Oh, believe me Blathers, the pleasure is all mine. Animal Crossing: New Horizons is the fifth installment of the Animal Crossing franchise, and for many people since its release, the game has been a much-needed reprieve from the grim realities of COVID-19. You play as a villager who, along with two other residents, has settled on a deserted island owned by a profiteering raccoon/land developer named Tom Nook and his two “nephews” Timmy and Tommy (although their relation to each other is the subject of some dispute). Your only goal is to explore this idyllic world and shape it into a bustling town of your own design. And, of course, pay off your ever-increasing debt to Tom Nook.

This aspect of the game in particular—the Pullman-esque relationship you have to this greedy raccoon landlord—is puzzlingly delightful and has consumed most of the Animal Crossing discourse. Many a meme has been made about Tom Nook in an effort to make sense of how we could possibly enjoy something that so closely resembles the capitalist anxieties we face in real life.

 

 

However, in playing this game myself, I realized that the enjoyment of it comes not in spite of our relationship to Nook Inc. but because of it. This cartoonish rentier state allows us to play out fantasies of home ownership and economic stability that help us to purge the immense angst and stress we feel from the same oppressive systems that the game caricatures.

First and foremost, the rules of the Animal Crossing world are completely different from our own and different even from previous iterations of the game. If you neglect to pay your mortgage in real life, the bank will take you to court, foreclose on your home, and leave you in the gutter. And Tom Nook of previous games was never afraid to get his hands dirty either. Shoot, the old Tom Nook would threaten to knee cap you at the first sign of delinquency.

nook2

But in New Horizons? Hardly says a word about it. He just hands you 98,000 bells and trusts you to pay him back some day. There is no death, no hunger, no global pandemics. The fruit you pick on Monday will grow back on Wednesday. The worst thing that could possibly happen to you is that you get stung by bees until you faint. But it’s not like there are consequences for it. You just wake up at home and skip off to whatever you were doing before.

Without that pressure, you are free to do whatever you please. And there is plenty of work to do! The game does an excellent job of giving you complete freedom with just enough structure to not feel lost. By the time you exhaust all the missions that are given to you—like helping Blathers open his enormous zoological museum—there are a hundred projects of your own to pursue. Occupying free time with labor is satisfying, so long as we can keep and enjoy its fruits (no pun intended). Especially now, as so many sit at home without jobs, New Horizons helps replace the routines that have been lost.

nook3

Because time in Animal Crossing passes with real time, the game requires you to be patient. But that’s okay, because Tom Nook is happy to be patient with you. The goals that you end up achieving, like owning your own home outright or planting an apple orchard, are ones that can be reached in 48 hours, not 48 years. He walks and talks like a moneylender, but at least you won’t spend a lifetime working your fingers to the bone to be free from his grip. Just a few days of dutiful fruit-picking should do it.

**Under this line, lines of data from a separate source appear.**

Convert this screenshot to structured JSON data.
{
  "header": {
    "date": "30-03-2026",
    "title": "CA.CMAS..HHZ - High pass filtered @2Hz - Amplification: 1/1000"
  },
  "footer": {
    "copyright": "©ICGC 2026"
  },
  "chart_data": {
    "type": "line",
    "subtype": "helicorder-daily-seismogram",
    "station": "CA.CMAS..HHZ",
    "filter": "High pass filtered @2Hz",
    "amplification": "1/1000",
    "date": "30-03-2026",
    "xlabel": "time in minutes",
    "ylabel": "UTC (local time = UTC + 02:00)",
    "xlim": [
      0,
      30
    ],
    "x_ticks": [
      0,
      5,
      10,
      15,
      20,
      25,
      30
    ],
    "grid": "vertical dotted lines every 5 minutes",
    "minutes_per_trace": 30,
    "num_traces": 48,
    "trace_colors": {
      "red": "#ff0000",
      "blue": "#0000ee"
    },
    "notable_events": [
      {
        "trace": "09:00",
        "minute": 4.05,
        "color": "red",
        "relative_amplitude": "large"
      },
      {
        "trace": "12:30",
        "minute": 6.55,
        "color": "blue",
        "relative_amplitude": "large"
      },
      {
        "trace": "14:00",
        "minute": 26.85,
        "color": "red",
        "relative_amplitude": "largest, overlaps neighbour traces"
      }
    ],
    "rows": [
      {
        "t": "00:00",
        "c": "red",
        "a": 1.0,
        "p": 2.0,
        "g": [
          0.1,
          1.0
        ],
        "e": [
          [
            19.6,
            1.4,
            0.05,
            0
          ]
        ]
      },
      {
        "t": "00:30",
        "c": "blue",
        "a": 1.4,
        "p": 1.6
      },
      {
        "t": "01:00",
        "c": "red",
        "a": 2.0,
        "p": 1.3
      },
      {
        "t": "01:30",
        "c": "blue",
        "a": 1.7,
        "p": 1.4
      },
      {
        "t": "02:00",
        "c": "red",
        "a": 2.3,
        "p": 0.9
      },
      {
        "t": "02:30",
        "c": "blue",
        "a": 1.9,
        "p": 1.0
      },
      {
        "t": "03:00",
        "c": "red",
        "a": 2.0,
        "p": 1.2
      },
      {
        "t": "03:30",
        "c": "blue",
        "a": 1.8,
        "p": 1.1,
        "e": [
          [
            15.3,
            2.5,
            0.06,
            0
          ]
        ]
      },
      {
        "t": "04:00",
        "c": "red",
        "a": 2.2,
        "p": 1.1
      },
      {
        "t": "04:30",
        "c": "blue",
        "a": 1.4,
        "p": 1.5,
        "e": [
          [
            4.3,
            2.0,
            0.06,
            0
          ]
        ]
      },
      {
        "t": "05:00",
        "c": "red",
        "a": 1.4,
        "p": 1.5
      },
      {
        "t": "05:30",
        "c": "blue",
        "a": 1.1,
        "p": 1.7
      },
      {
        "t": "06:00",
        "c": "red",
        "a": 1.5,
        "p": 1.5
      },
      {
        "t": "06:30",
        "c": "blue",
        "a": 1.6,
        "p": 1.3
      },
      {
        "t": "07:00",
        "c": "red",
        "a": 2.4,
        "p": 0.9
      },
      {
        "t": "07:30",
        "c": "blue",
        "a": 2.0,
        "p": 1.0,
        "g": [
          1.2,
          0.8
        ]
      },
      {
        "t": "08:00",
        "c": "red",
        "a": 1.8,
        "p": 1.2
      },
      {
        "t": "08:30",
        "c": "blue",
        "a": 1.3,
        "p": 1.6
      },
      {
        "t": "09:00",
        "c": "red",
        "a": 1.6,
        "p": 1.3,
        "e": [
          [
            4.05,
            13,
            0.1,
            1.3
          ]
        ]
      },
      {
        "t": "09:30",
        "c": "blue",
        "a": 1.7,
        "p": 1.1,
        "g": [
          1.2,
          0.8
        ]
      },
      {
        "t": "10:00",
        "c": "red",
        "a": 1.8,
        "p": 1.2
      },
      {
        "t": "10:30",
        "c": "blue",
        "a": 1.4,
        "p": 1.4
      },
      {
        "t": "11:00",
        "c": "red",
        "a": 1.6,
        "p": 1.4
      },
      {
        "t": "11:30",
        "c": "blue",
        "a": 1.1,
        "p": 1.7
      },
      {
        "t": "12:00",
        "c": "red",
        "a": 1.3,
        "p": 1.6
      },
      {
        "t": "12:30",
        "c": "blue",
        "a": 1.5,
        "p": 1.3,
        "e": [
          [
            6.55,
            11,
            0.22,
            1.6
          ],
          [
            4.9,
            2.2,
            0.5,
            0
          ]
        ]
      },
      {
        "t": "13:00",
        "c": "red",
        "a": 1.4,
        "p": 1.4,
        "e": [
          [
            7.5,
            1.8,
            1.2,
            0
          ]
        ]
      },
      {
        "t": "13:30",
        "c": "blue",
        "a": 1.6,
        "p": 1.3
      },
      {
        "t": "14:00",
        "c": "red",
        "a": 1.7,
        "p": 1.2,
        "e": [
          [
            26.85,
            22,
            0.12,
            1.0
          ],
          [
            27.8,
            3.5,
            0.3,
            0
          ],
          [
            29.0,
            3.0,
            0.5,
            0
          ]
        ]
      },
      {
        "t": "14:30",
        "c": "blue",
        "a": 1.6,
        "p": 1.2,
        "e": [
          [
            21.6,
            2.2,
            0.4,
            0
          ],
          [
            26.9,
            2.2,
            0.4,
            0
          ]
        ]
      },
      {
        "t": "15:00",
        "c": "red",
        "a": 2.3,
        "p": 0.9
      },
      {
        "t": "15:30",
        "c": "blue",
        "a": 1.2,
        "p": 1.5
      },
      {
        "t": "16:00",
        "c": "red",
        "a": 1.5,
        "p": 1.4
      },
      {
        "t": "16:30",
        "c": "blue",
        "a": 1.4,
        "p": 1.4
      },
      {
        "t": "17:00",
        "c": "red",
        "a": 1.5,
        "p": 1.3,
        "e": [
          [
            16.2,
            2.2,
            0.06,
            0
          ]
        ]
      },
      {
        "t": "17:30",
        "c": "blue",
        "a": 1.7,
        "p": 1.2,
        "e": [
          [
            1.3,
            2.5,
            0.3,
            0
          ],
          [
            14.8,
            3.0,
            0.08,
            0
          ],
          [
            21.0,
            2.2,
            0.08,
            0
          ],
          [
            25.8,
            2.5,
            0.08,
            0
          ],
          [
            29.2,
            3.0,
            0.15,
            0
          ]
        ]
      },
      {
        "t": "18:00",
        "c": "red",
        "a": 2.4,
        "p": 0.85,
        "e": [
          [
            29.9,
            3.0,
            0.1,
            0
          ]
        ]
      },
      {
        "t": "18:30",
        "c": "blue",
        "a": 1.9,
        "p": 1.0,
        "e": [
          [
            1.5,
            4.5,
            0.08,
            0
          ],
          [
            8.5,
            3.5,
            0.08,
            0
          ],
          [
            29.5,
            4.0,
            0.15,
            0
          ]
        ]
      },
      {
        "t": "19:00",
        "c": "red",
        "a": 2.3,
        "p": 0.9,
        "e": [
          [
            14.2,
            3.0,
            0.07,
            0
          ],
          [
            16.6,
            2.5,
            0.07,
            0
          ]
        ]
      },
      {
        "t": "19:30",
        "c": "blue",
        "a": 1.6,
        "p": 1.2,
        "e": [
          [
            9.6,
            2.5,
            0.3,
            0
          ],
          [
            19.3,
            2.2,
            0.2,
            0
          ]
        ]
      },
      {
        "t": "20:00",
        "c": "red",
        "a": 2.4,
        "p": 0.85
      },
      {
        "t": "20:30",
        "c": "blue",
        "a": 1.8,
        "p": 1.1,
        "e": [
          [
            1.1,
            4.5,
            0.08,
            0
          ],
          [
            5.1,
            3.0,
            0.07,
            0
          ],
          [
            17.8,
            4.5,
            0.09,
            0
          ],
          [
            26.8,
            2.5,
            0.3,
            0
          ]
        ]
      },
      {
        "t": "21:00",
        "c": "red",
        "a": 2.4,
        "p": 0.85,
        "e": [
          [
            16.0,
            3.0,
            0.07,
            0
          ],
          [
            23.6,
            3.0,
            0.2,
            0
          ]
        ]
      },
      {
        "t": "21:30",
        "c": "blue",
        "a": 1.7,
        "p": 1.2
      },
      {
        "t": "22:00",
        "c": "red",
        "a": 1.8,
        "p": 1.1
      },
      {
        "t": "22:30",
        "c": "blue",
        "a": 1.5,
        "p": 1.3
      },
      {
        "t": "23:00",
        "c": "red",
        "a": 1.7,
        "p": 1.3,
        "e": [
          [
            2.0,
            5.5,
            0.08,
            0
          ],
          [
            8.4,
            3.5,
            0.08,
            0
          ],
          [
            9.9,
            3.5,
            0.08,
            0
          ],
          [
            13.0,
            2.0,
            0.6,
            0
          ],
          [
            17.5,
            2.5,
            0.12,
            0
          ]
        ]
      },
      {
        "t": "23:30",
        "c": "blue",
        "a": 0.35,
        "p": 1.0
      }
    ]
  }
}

So Animal Crossing: New Horizons isn’t going to solve my problems. I’m still out of a job and we’re heading toward a major economic depression. But it is nonetheless a soothing balm for the dread and loneliness that lurks in the corners of the bedrooms we cannot leave. Almost everyone I know is taking refuge in their little island homes, trying to find cute wallpaper to match the new coffee table they built. At night, we have social conference calls so we can drink wine together and cast our adorable fishing rods into the ocean. And yeah, Tom Nook is gonna make a buck off it. At least it’s a debt I can afford.

 

S.E. Shopp is a Philadelphia-based writer and musician. His band Birdspotter released ‘A Garden Everywhere You Go‘ last year.